Jokowi Kutuk Pembunuhan Empat Warga di Sigi

Presiden Joko Widodo menyampaikan arahan pada Sidang Kabinet Paripurna di Istana Negara, 2 November 2020 - Youtube Setpres
30 November 2020 17:37 WIB Aprianus Doni Tolok News Share :

Harianjogja.com, JAKARTA - Presiden Joko Widodo (Jokowi) mengutuk keras pembunuhan terhadap empat warga di Kabupaten Sigi, Sulawesi Tengah. Presiden menyebut tindakan di luar batas kemanusiaan itu bertujuan memprovokasi dan memecah belah Indonesia.

“Tindakan yang biadab itu jelas bertujuan untuk menciptakan provokasi dan teror di tengah-tengah masyarakat yang ingin merusak persatuan dan kerukunan di antara warga bangsa,” kata Jokowi dalam konferensi pers, dikutip dari Youtube Sekretariat Presiden, Senin (30/11/2020).

Selain itu, Kepala Negara juga menyampaikan duka cita yang mendalam kepada keluarga korban.

Presiden Jokowi juga memastikan pemerintah akan memberikan santunan kepada keluarga korban hingga penyusutan tuntas atas kasus tersebut.

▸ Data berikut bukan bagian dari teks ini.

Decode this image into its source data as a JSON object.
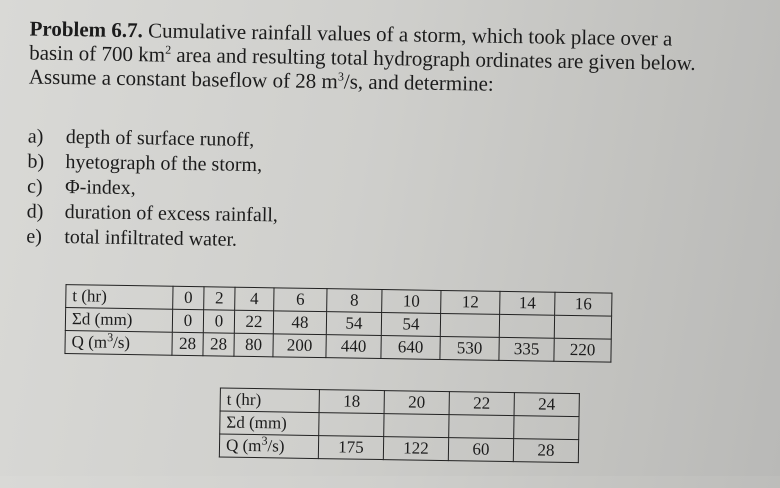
{
  "problem": {
    "title": "Problem 6.7.",
    "line1": " Cumulative rainfall values of a storm, which took place over a",
    "line2a": "basin of 700 km",
    "line2_sup": "2",
    "line2b": " area and resulting total hydrograph ordinates are given below.",
    "line3a": "Assume a constant baseflow of 28 m",
    "line3_sup": "3",
    "line3b": "/s, and determine:"
  },
  "tasks": [
    {
      "label": "a)",
      "text": "depth of surface runoff,"
    },
    {
      "label": "b)",
      "text": "hyetograph of the storm,"
    },
    {
      "label": "c)",
      "text": "Φ-index,"
    },
    {
      "label": "d)",
      "text": "duration of excess rainfall,"
    },
    {
      "label": "e)",
      "text": "total infiltrated water."
    }
  ],
  "table1": {
    "row_t": {
      "label": "t (hr)",
      "values": [
        "0",
        "2",
        "4",
        "6",
        "8",
        "10",
        "12",
        "14",
        "16"
      ]
    },
    "row_sd": {
      "label": "Σd (mm)",
      "values": [
        "0",
        "0",
        "22",
        "48",
        "54",
        "54",
        "",
        "",
        ""
      ]
    },
    "row_q": {
      "label_a": "Q (m",
      "label_sup": "3",
      "label_b": "/s)",
      "values": [
        "28",
        "28",
        "80",
        "200",
        "440",
        "640",
        "530",
        "335",
        "220"
      ]
    }
  },
  "table2": {
    "row_t": {
      "label": "t (hr)",
      "values": [
        "18",
        "20",
        "22",
        "24"
      ]
    },
    "row_sd": {
      "label": "Σd (mm)",
      "values": [
        "",
        "",
        "",
        ""
      ]
    },
    "row_q": {
      "label_a": "Q (m",
      "label_sup": "3",
      "label_b": "/s)",
      "values": [
        "175",
        "122",
        "60",
        "28"
      ]
    }
  }
}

Adapun, tindak kekerasan hingga pembunuhan di Kabupaten Sigi disinyalir merupakan ulah kelompok teroris Mujahidin Indonesia Timur (MIT) yang dipimpin oleh Ali Kalora.

Sebelumnya, Menko Polhukam Mahfud MD memastikan bahwa pemerintah bakal menindak tegas Mujahidin Indonesia Timur (MIT) Poso, pimpinan Ali Kalora yang menghabisi satu keluarga di Sigi, Sulawesi Tengah.

Mahfud mengatakan saat ini pemerintah telah memerintahkan aparat keamanan melalui Satgas Operasi Tinombala untuk melakukan pengejaran dan pengepungan terhadap para pelaku.

"Kami akan mengambil langkah-langkah yang tegas dan sudah mengambil langkah-langkah yang tegas dan akan diteruskan secara lebih tegas lagi. Operasi ini dipimpin oleh Polri dalam tim atau satgas Tinombala," kata Mahfud dalam jumpa pers yang ditayangkan di kanal YouTube Kemenkopolhukan, Senin (29/11/2020).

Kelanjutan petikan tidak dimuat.